Un’odissea tragicomica
E la ragione centrale di questa tenace negazione dell’evidenza appare chiarissima, se si tengono presenti le analisi fin qui condotte: sono gli stessi psicologi e psichiatri a difendersi, con le loro estrose interpretazioni di quell’angoscia (come a suo tempo fecero gli stessi “padri fondatori” della professione, dalla propria stessa angoscia di morte.
Così, per esempio, anche dinanzi al terrore di ammalarsi tipico di tante forme d’ipocondria (questa nevrosi che esprime angoscia di morte allo stato puro) l’analista freudiano non si spaventa e sciorina le sue grottesche ma rassicuranti “interpretazioni”, come in questo buffo brano del “Trattato di psicoanalisi” di Otto Fenichel:
“L’ipocondria di un paziente aveva negli strati psichici superiori il significato di castrazione come punizione; in quelli più profondi esprimeva un desiderio di soddisfazione sessuale passiva (gravidanza); a un livello ancor più profondo l’organo malato era equiparato all’oggetto d’amore introiettato. Perciò il naso del paziente (che aveva un ruolo cruciale nelle sue angosce) simboleggiava solo il pene minacciato e le narici simboleggiavano una sorta di organo femminile anale (sic!). Il naso però rappresentava anche (sic!sic!) la madre morta, desiderata incestuosamente e incorporata mediante il sistema respiratorio”.
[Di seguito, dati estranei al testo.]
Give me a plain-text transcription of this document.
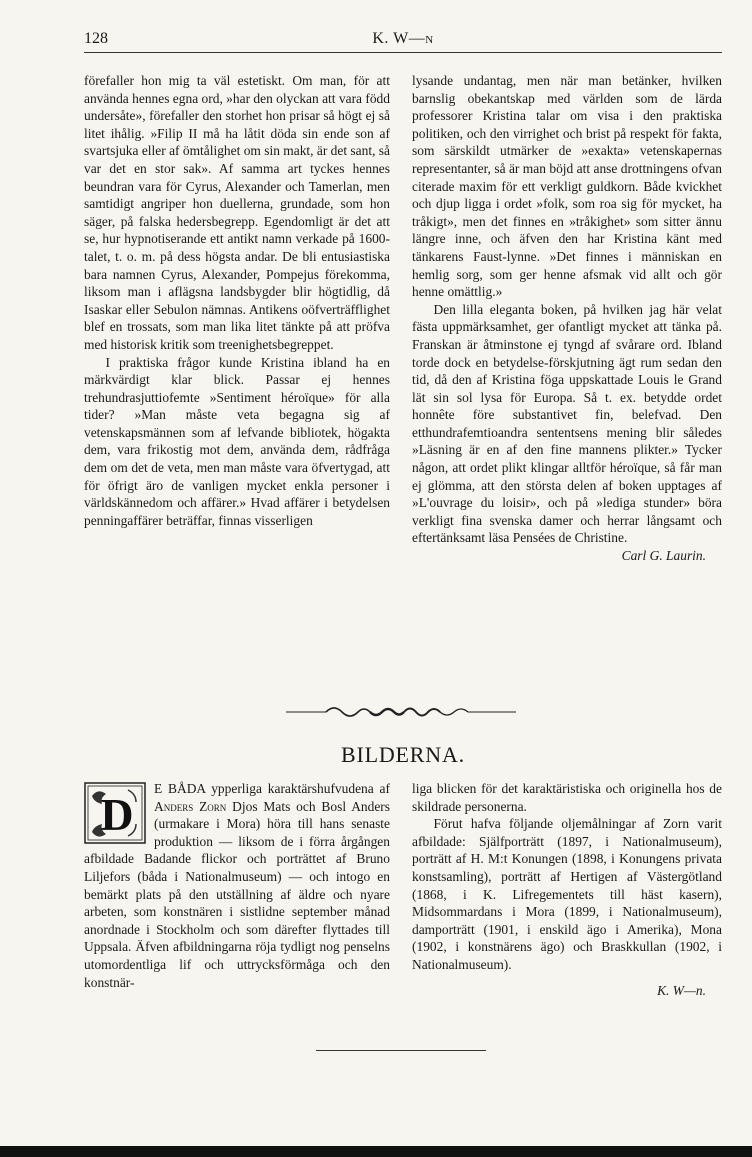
128	K. W—N

förefaller hon mig ta väl estetiskt. Om man, för att använda hennes egna ord, »har den olyckan att vara född undersåte», förefaller den storhet hon prisar så högt ej så litet ihålig. »Filip II må ha låtit döda sin ende son af svartsjuka eller af ömtålighet om sin makt, är det sant, så var det en stor sak». Af samma art tyckes hennes beundran vara för Cyrus, Alexander och Tamerlan, men samtidigt angriper hon duellerna, grundade, som hon säger, på falska hedersbegrepp. Egendomligt är det att se, hur hypnotiserande ett antikt namn verkade på 1600-talet, t. o. m. på dess högsta andar. De bli entusiastiska bara namnen Cyrus, Alexander, Pompejus förekomma, liksom man i aflägsna landsbygder blir högtidlig, då Isaskar eller Sebulon nämnas. Antikens oöfverträfflighet blef en trossats, som man lika litet tänkte på att pröfva med historisk kritik som treenighetsbegreppet.

I praktiska frågor kunde Kristina ibland ha en märkvärdigt klar blick. Passar ej hennes trehundrasjuttiofemte »Sentiment héroïque» för alla tider? »Man måste veta begagna sig af vetenskapsmännen som af lefvande bibliotek, högakta dem, vara frikostig mot dem, använda dem, rådfråga dem om det de veta, men man måste vara öfvertygad, att för öfrigt äro de vanligen mycket enkla personer i världskännedom och affärer.» Hvad affärer i betydelsen penningaffärer beträffar, finnas visserligen

lysande undantag, men när man betänker, hvilken barnslig obekantskap med världen som de lärda professorer Kristina talar om visa i den praktiska politiken, och den virrighet och brist på respekt för fakta, som särskildt utmärker de »exakta» vetenskapernas representanter, så är man böjd att anse drottningens ofvan citerade maxim för ett verkligt guldkorn. Både kvickhet och djup ligga i ordet »folk, som roa sig för mycket, ha tråkigt», men det finnes en »tråkighet» som sitter ännu längre inne, och äfven den har Kristina känt med tänkarens Faust-lynne. »Det finnes i människan en hemlig sorg, som ger henne afsmak vid allt och gör henne omättlig.»

Den lilla eleganta boken, på hvilken jag här velat fästa uppmärksamhet, ger ofantligt mycket att tänka på. Franskan är åtminstone ej tyngd af svårare ord. Ibland torde dock en betydelse-förskjutning ägt rum sedan den tid, då den af Kristina föga uppskattade Louis le Grand lät sin sol lysa för Europa. Så t. ex. betydde ordet honnête före substantivet fin, belefvad. Den etthundrafemtioandra sententsens mening blir således »Läsning är en af den fine mannens plikter.» Tycker någon, att ordet plikt klingar alltför héroïque, så får man ej glömma, att den största delen af boken upptages af »L'ouvrage du loisir», och på »lediga stunder» böra verkligt fina svenska damer och herrar långsamt och eftertänksamt läsa Pensées de Christine.

Carl G. Laurin.

BILDERNA.

D
E BÅDA ypperliga karaktärshufvudena af Anders Zorn Djos Mats och Bosl Anders (urmakare i Mora) höra till hans senaste produktion — liksom de i förra årgången afbildade Badande flickor och porträttet af Bruno Liljefors (båda i Nationalmuseum) — och intogo en bemärkt plats på den utställning af äldre och nyare arbeten, som konstnären i sistlidne september månad anordnade i Stockholm och som därefter flyttades till Uppsala. Äfven afbildningarna röja tydligt nog penselns utomordentliga lif och uttrycksförmåga och den konstnär-

liga blicken för det karaktäristiska och originella hos de skildrade personerna.

Förut hafva följande oljemålningar af Zorn varit afbildade: Själfporträtt (1897, i Nationalmuseum), porträtt af H. M:t Konungen (1898, i Konungens privata konstsamling), porträtt af Hertigen af Västergötland (1868, i K. Lifregementets till häst kasern), Midsommardans i Mora (1899, i Nationalmuseum), damporträtt (1901, i enskild ägo i Amerika), Mona (1902, i konstnärens ägo) och Braskkullan (1902, i Nationalmuseum).

K. W—n.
O ancora, a un essere umano colpito, in seguito alla morte d’una persona amata, da una depressione che rischia di ucciderlo, il bravo analista ortodosso spiegherà (ma solo dopo centinaia o migliaia di sedute profumatamente pagate) che la sua disperazione non è altro che introflessione d’impulsi distruttivi diretti originariamente contro la persona morta oppure espressione della “ferita narcisistica” che quella persona, morendo, ha inflitto al progetto di vita o all’immagine sociale del superstite.
E se un paziente non riesce a dormire da mesi perché teme di morire (anche se non se ne rende conto o non lo dice) nel momento preciso in cui, addormentandosi, perde coscienza, l’imperturbabile analista gli spiegherà (ma sempre dopo anni di sedute) che in realtà quell’angoscia di morte è solo angoscia di castrazione o, magari, angoscia infantile per la separazione dagli escrementi (sic!).
Di solito questa paziente opera di persuasione, dato il peso schiacciante della figura dell’analista e del salasso finanziario di un’analisi pluriennale al ritmo di tre sedute la settimana, viene coronata da “pieno successo” con la capitolazione del paziente dinanzi alle interpretazioni dell’analista e con la ennesima, “trionfale conferma” delle teorie freudiane. Ma se, per ipotesi, quel paziente caparbio rifiutasse di capitolare e si affidasse ad un analista di diversa scuola, le cose non gli andrebbero molto meglio.
Così, dopo altri anni di analisi, un’analista kleiniana arriverebbe anche lei a “smascherare” quella dannata, apparente angoscia di morte come “copertura” della sottostante angoscia reale: un’angoscia della madre strega o del seno cattivo.
E dopo altri anni di analisi, un analista junghiano gli spiegherebbe che non di angoscia di morte si tratta ma solo della paura d’essere sopraffatto da qualche minaccioso archetipo dell’inconscio collettivo.
E se infine il paziente tentasse la sorte con un analista adleriano o reichiano, nuovi, lunghi anni di analisi approderebbero a due nuove “interpretazioni” della sua angoscia di morte tanto inconciliabili nei loro contenuti interpretativi quanto identiche nella loro radicale negazione del contenuto reale di quell’angoscia: l’adleriano potrà spiegargli che la sua angoscia di morte esprime solo un modo per ricattare affettivamente e dominare i familiari o il partner, mentre il reichiano gli svelerà che quell’angoscia apparente di morte è solo un’ingovernabile paura dell’orgasmo, del santo e salvifico orgasmo sessuale.
La nostra storia dell’ipotetico paziente finisce qui solo per i limiti di età (suoi) e i limiti di spazio (nostri), non certo perché altri analisti di altre scuole non sarebbero pronti a lavargli il cervello e a dare altri fantasiosi nomi alla sua angoscia di morte.